Оба оратора были выслушаны с большим вниманием, и каждому воздали по заслугам. Потом через Эфрена Кастелса Онофре узнал: тот, кто говорил первым, был соглядатаем полиции, второй же – честным каменщиком, впрочем, немного с придурью, даром что синдикалист. Этот последний сразу по окончании забастовки потеряет работу, и его уже никогда не увидят в пределах парка Сьюдаделы. Акция закончилась, к полудню все забастовщики вернулись на свои места. Ни одно их требование не было выполнено, а местная пресса даже не упомянула о происшедшем.
– По-другому и быть не могло, – пробурчал Пабло, и в его лихорадочно блестевших маленьких глазках промелькнула тень удовлетворения. – Теперь пройдут годы, прежде чем можно будет спланировать еще одну коллективную акцию. Я даже не знаю, стоит ли продолжать распространять брошюры.
Онофре, напуганный перспективой остаться без дополнительного источника доходов, попытался отвлечь Пабло от неприятной для него темы и рассказал о том, что увидел, когда оторвался от основной части манифестации.
– Конечно. А ты как думал? – опять забубнил Пабло. – Неужели власти пойдут на такой риск и допустят, чтобы горстка рабочих добилась-таки своего и создала пагубный для них прецедент? Рабочим позволяют действовать только в определенных рамках, а для этого вполне достаточно одного отряда, следящего за порядком на улицах и в транспорте. А люди тем временем думают: «Уж и не знаем, что нужно этим бастующим, на что они жалуются – ведь у нас такое великодушное правительство, оно так понимает чаяния народа». Но стоит ситуации обостриться, как тут же налетает конница с саблями наголо. Мало того: шрапнелью по толпе, пли!
– Тогда зачем все это? – спросил Онофре. – У них оружие, и нам ничего не изменить. Давайте займемся чем-нибудь более продуктивным.
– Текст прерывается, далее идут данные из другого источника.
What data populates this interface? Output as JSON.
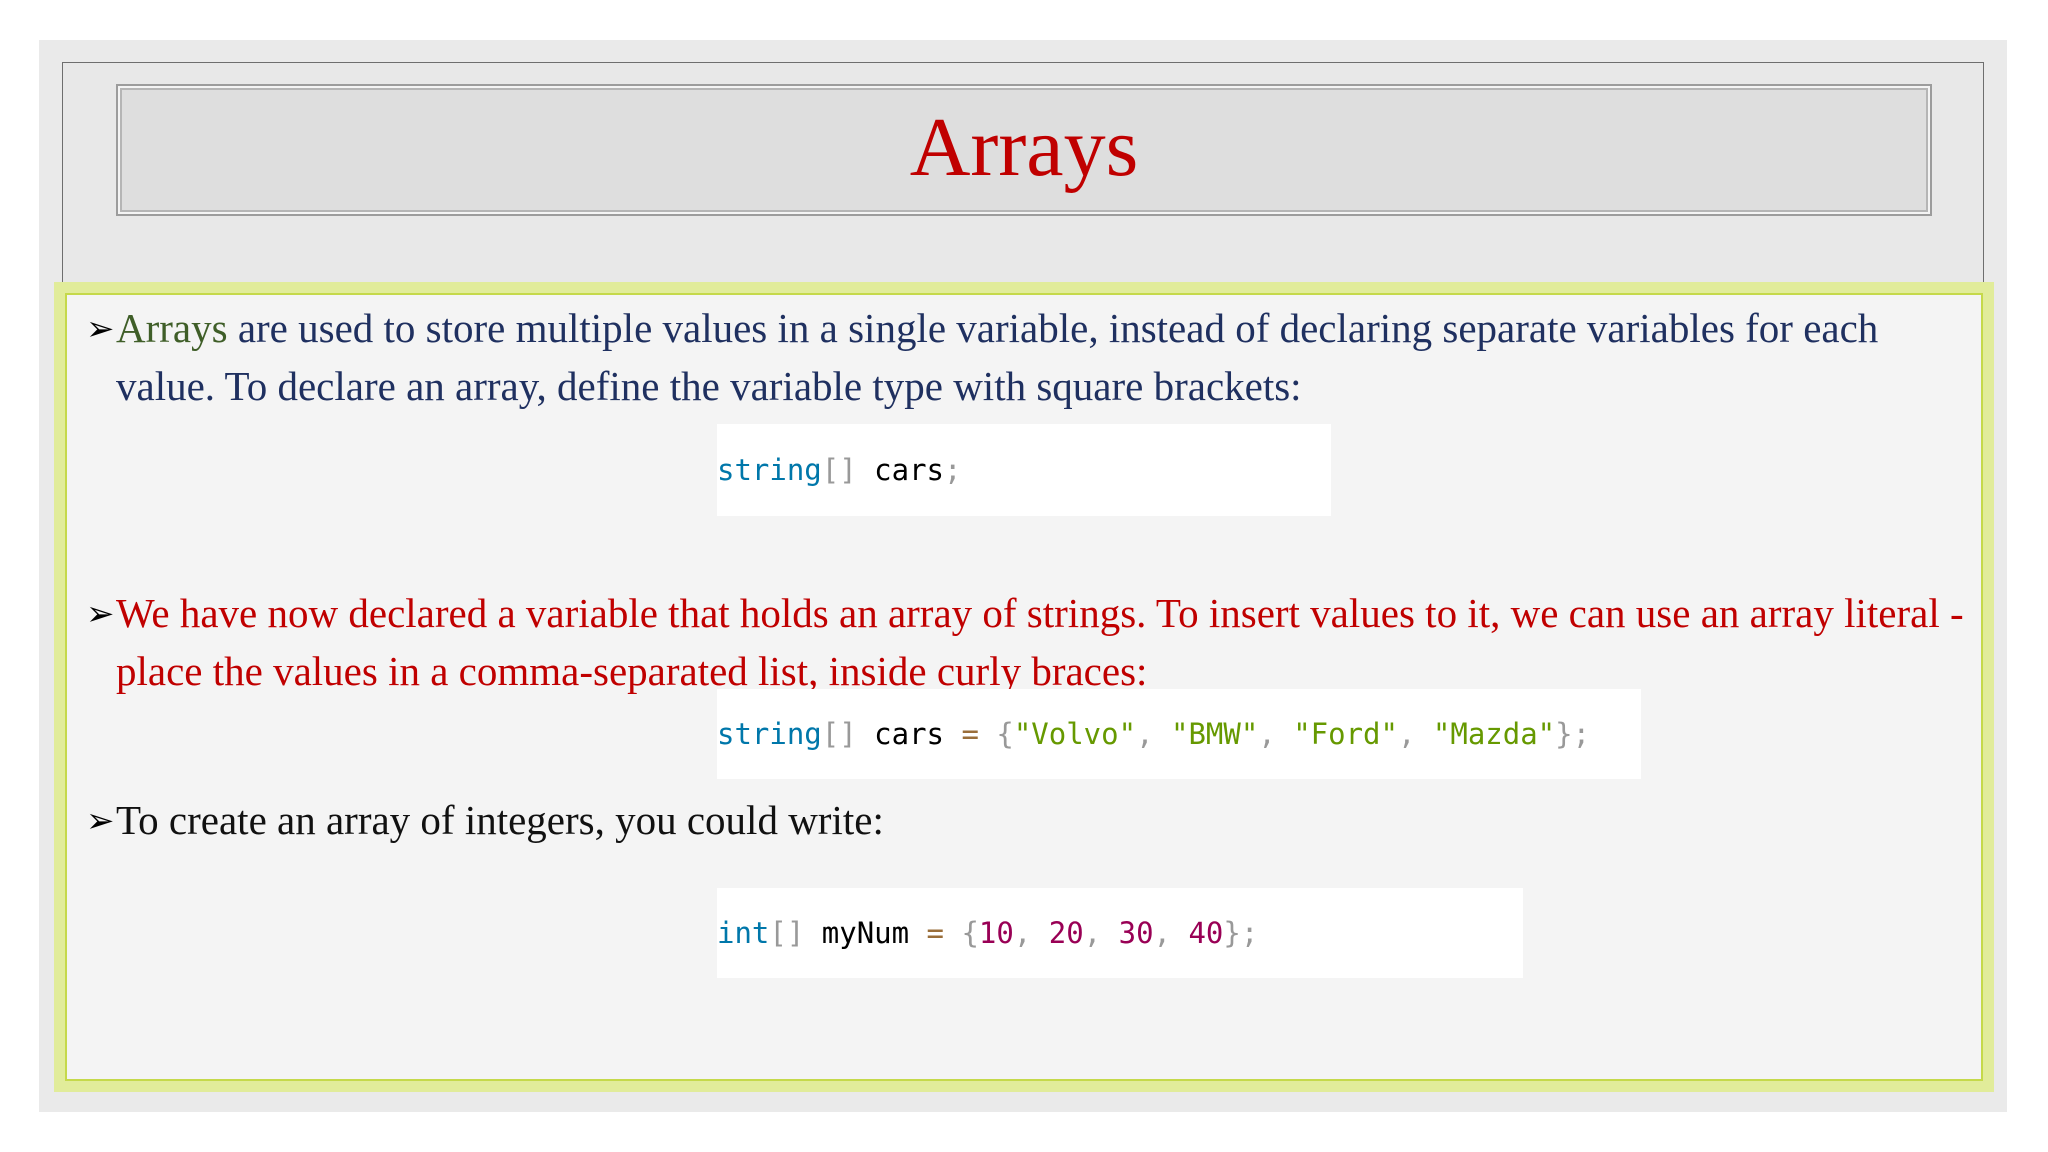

– Не говори так, малыш, никогда не говори, – ответил Пабло, уставившись отсутствующим взглядом на покрытые плесенью и трещинами стены подвала, за пределами которых ему открывались воображаемый горизонт и бесконечная светлая даль. – Не смей так больше говорить. Конечно, против оружия мы можем сражаться только числом. Числом и отвагой, внушаемой отчаянием. Но победа будет за нами. Мы заплатим за нее невообразимой болью и реками крови, но даже этого будет мало, чтобы подготовить почву для наших детей – будущее равных возможностей, где исчезнут голод, тирания и войны. Возможно, я этого уже не увижу, и ты тоже, малыш, несмотря на твою молодость. Нас ждет многолетняя и многотрудная работа: разрушить все, что существует сейчас, – там, в будущем, ничего из этого не пригодится. Покончить с угнетением и главное – с государством, которое его порождает и насаждает, с полицией, армией, частной собственностью, деньгами, церковью, существующей системой образования и многим другим. Здесь по меньшей мере лет на пятьдесят работы, потом сам увидишь, насколько я был прав.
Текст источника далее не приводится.